Oil field accidents: the tragic causes

Any area with an abundance of pipelines and oil wells can become a hazardous site in certain circumstances. Disasters such as oil drilling platform explosions are rare in Texas, but experts warn of other dangers to avoid in such industries.

Explosions are rare in the oil industry, but do occur along with other oil field-related accidents. San Antonio Express News covered major oil field accidents in 2015 that claimed the lives of over thirty workers in Texas. The article notes of the immense danger of oil fields and the likely fatal consequences, pointing out that Texas counted for half of the country's oil field deaths in 2014. In addition, out of the 615 oil field workers who died between the years 2010 and 2014, 44 percent of those workers were Texas residents. One factor experts point to is the increasing volume of workers in oil fields; more people inevitably result in a higher volume of accidents.

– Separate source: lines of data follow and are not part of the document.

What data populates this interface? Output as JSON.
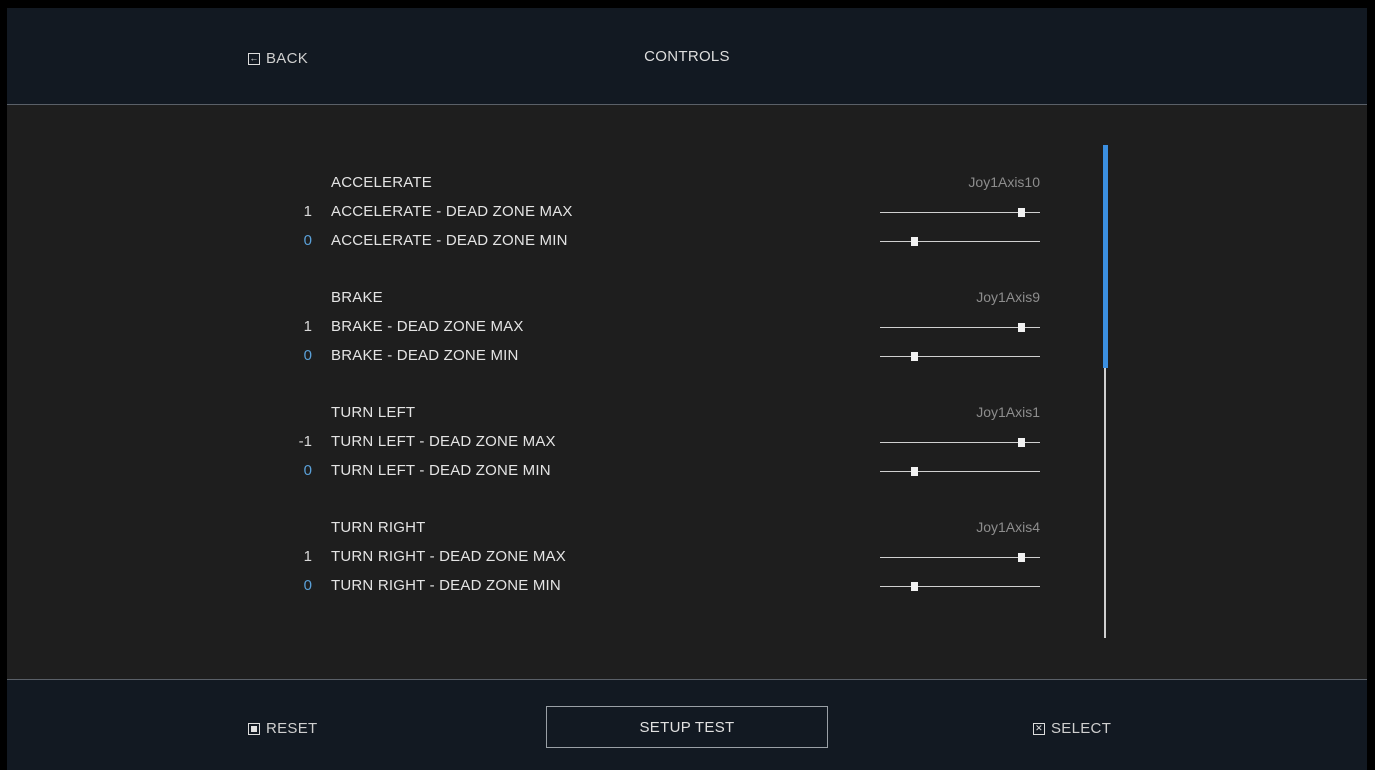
{
  "header": {
    "back_label": "BACK",
    "title": "CONTROLS"
  },
  "groups": [
    {
      "action": "ACCELERATE",
      "binding": "Joy1Axis10",
      "max": {
        "value": "1",
        "label": "ACCELERATE - DEAD ZONE MAX",
        "level": 0.88
      },
      "min": {
        "value": "0",
        "label": "ACCELERATE - DEAD ZONE MIN",
        "level": 0.21
      }
    },
    {
      "action": "BRAKE",
      "binding": "Joy1Axis9",
      "max": {
        "value": "1",
        "label": "BRAKE - DEAD ZONE MAX",
        "level": 0.88
      },
      "min": {
        "value": "0",
        "label": "BRAKE - DEAD ZONE MIN",
        "level": 0.21
      }
    },
    {
      "action": "TURN LEFT",
      "binding": "Joy1Axis1",
      "max": {
        "value": "-1",
        "label": "TURN LEFT - DEAD ZONE MAX",
        "level": 0.88
      },
      "min": {
        "value": "0",
        "label": "TURN LEFT - DEAD ZONE MIN",
        "level": 0.21
      }
    },
    {
      "action": "TURN RIGHT",
      "binding": "Joy1Axis4",
      "max": {
        "value": "1",
        "label": "TURN RIGHT - DEAD ZONE MAX",
        "level": 0.88
      },
      "min": {
        "value": "0",
        "label": "TURN RIGHT - DEAD ZONE MIN",
        "level": 0.21
      }
    }
  ],
  "footer": {
    "reset_label": "RESET",
    "setup_test_label": "SETUP TEST",
    "select_label": "SELECT"
  },
  "scrollbar": {
    "position": 0.0,
    "visible_fraction": 0.45
  },
  "colors": {
    "accent": "#3b8fe0",
    "min_value": "#5aa0d8",
    "bar_bg": "#121922",
    "panel_bg": "#1e1e1e"
  }
}
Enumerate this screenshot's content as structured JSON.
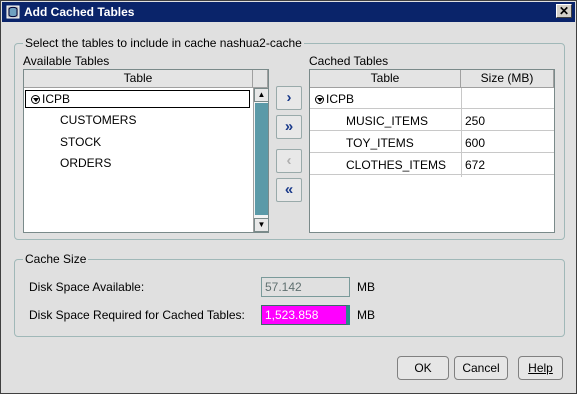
{
  "window": {
    "title": "Add Cached Tables",
    "close_glyph": "✕"
  },
  "tables_group": {
    "label": "Select the tables to include in cache nashua2-cache",
    "available": {
      "label": "Available Tables",
      "column": "Table",
      "root": "ICPB",
      "items": [
        "CUSTOMERS",
        "STOCK",
        "ORDERS"
      ]
    },
    "cached": {
      "label": "Cached Tables",
      "columns": [
        "Table",
        "Size (MB)"
      ],
      "root": "ICPB",
      "rows": [
        {
          "table": "MUSIC_ITEMS",
          "size": "250"
        },
        {
          "table": "TOY_ITEMS",
          "size": "600"
        },
        {
          "table": "CLOTHES_ITEMS",
          "size": "672"
        }
      ]
    },
    "move_buttons": {
      "add": "›",
      "add_all": "»",
      "remove": "‹",
      "remove_all": "«"
    }
  },
  "cache_size": {
    "label": "Cache Size",
    "available_label": "Disk Space Available:",
    "available_value": "57.142",
    "available_unit": "MB",
    "required_label": "Disk Space Required for Cached Tables:",
    "required_value": "1,523.858",
    "required_unit": "MB",
    "required_highlight_color": "#ff00ff"
  },
  "buttons": {
    "ok": "OK",
    "cancel": "Cancel",
    "help": "Help"
  }
}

Safety violations also lead to a substantial amount of workplace fatalities, but the leeway allowing OSHA to penalize companies is limited.      

Contrary to popular belief, explosions are not the only cause of worker fatalities in oil fields. The Houston Chronicle writes that drug use has also infiltrated into the average workday in oil fields all over the state of Texas. Long and grueling hours can lead to severe exhaustion, and many workers turn to drugs such as cocaine and meth to maintain alertness throughout long shifts -- such drug use can ultimately lead to impaired judgement and a greater risk for accidents. Despite the economic security of the industry's high-paying jobs, the oil rush is in part housing an expanding market for illegal drugs. The Houston also shares statistical data revealing the correlation between drilling activity around the Permian Basin and the number of times troopers have seized crystal meth during traffic stops.